One of the most-alarming aspects of climate/weather change/global warming is the science — the most current report is always worse than the previous one and sometimes the figures are amazing.
Just a couple of examples can be found here and here.
If this trend continues, and most-likely it will, the very-near-future will assure there will cease to be any kind of global warming deniers — the reality of the horror will be staring us in the panic-stricken face.
Maybe the climate mutation won’t be as quick and violent as depicted in the film, “Day After Tomorrow,” but who’s to really say as science seems to continually confirm the environment is accelerating toward the whacked.
(Illustration found here).
So this from the BBC on how one of the largest glaciers in Antarctica is thinning four times faster than it was just a decade ago:
A study of satellite measurements of Pine Island glacier in west Antarctica reveals the surface of the ice is now dropping at a rate of up to 16m a year.
Since 1994, the glacier has lowered by as much as 90m, which has serious implications for sea-level rise.
The work by British scientists appears in Geophysical Research Letters.
…
Calculations based on the rate of melting 15 years ago had suggested the glacier would last for 600 years. But the new data points to a lifespan for the vast ice stream of only another 100 years.
…
One of the authors, Professor Andrew Shepherd of Leeds University, said that the melting from the centre of the glacier would add about 3cm to global sea level.
“But the ice trapped behind it is about 20-30cm of sea level rise and as soon as we destabilise or remove the middle of the glacier we don’t know really know what’s going to happen to the ice behind it,” he told BBC News.

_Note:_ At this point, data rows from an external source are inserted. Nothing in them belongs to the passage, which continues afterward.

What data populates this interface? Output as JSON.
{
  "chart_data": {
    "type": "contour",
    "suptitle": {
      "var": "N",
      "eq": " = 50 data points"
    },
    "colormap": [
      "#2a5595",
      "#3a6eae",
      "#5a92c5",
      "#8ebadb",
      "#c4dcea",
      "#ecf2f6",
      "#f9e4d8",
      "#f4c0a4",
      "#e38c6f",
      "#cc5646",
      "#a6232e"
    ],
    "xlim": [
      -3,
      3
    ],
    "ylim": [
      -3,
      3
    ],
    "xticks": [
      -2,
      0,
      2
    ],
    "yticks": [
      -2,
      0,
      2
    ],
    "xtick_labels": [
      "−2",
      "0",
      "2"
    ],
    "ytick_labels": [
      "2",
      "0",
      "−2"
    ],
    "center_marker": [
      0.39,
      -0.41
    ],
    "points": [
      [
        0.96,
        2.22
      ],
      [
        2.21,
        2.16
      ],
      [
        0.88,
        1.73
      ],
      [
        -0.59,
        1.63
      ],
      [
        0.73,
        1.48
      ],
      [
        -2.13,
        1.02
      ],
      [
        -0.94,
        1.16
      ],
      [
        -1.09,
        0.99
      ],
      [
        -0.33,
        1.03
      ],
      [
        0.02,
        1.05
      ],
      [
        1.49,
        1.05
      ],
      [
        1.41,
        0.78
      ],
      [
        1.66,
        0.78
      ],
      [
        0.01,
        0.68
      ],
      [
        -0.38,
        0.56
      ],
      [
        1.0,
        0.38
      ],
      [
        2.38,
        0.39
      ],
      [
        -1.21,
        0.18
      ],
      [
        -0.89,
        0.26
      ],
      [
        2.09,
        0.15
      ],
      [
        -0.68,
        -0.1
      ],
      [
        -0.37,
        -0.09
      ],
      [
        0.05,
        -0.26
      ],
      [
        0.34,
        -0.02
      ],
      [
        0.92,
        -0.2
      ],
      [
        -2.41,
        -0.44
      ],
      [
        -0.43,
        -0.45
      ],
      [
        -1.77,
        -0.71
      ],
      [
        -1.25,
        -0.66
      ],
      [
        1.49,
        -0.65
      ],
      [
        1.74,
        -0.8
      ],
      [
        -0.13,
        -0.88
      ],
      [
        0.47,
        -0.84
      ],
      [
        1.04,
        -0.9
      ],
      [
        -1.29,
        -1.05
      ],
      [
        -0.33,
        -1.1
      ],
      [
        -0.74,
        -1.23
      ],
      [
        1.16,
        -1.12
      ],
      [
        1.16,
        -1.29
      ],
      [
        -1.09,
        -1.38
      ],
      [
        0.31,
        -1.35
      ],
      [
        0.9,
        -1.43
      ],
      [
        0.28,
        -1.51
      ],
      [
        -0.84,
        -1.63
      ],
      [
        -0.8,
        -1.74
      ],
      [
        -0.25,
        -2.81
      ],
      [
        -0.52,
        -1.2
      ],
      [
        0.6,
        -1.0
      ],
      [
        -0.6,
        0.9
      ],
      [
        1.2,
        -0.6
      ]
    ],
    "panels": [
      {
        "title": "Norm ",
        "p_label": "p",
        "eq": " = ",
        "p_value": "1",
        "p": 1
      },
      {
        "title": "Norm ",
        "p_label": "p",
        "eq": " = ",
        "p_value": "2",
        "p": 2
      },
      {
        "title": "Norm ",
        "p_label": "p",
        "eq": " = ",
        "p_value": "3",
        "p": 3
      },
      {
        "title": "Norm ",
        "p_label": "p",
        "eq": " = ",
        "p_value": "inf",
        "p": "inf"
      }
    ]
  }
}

“This is unprecedented in this area of Antarctica. We’ve known that it’s been out of balance for some time, but nothing in the natural world is lost at an accelerating exponential rate like this glacier.”
In 2006, the Christian Science Monitor reported:
Global warming appears to be pushing vast reservoirs of ice on Greenland and Antarctica toward a significant, long-term meltdown.
The world may have as little as a decade to take the steps to avoid this scenario.
…
By 2100, spring and summer temperatures in the Arctic could reach levels that trigger an unstoppable repeat performance, they say.
Over several centuries, the melt could raise sea levels by as much as 20 feet, submerging major cities worldwide as well as chains of islands, such as the present-day Bahamas.
The US would lose the lower quarter of Florida, southern Louisiana up to Baton Rouge, and North Carolina’s Outer Banks.
The ocean would even flood a significant patch of California’s Central Valley, lapping at the front porches of Sacramento.
As noted that report was from two years ago when things seemed fine and dandy.
Welcome to the new movie, “The Day After Yesterday.”
(Another great h/t to Climate Progress).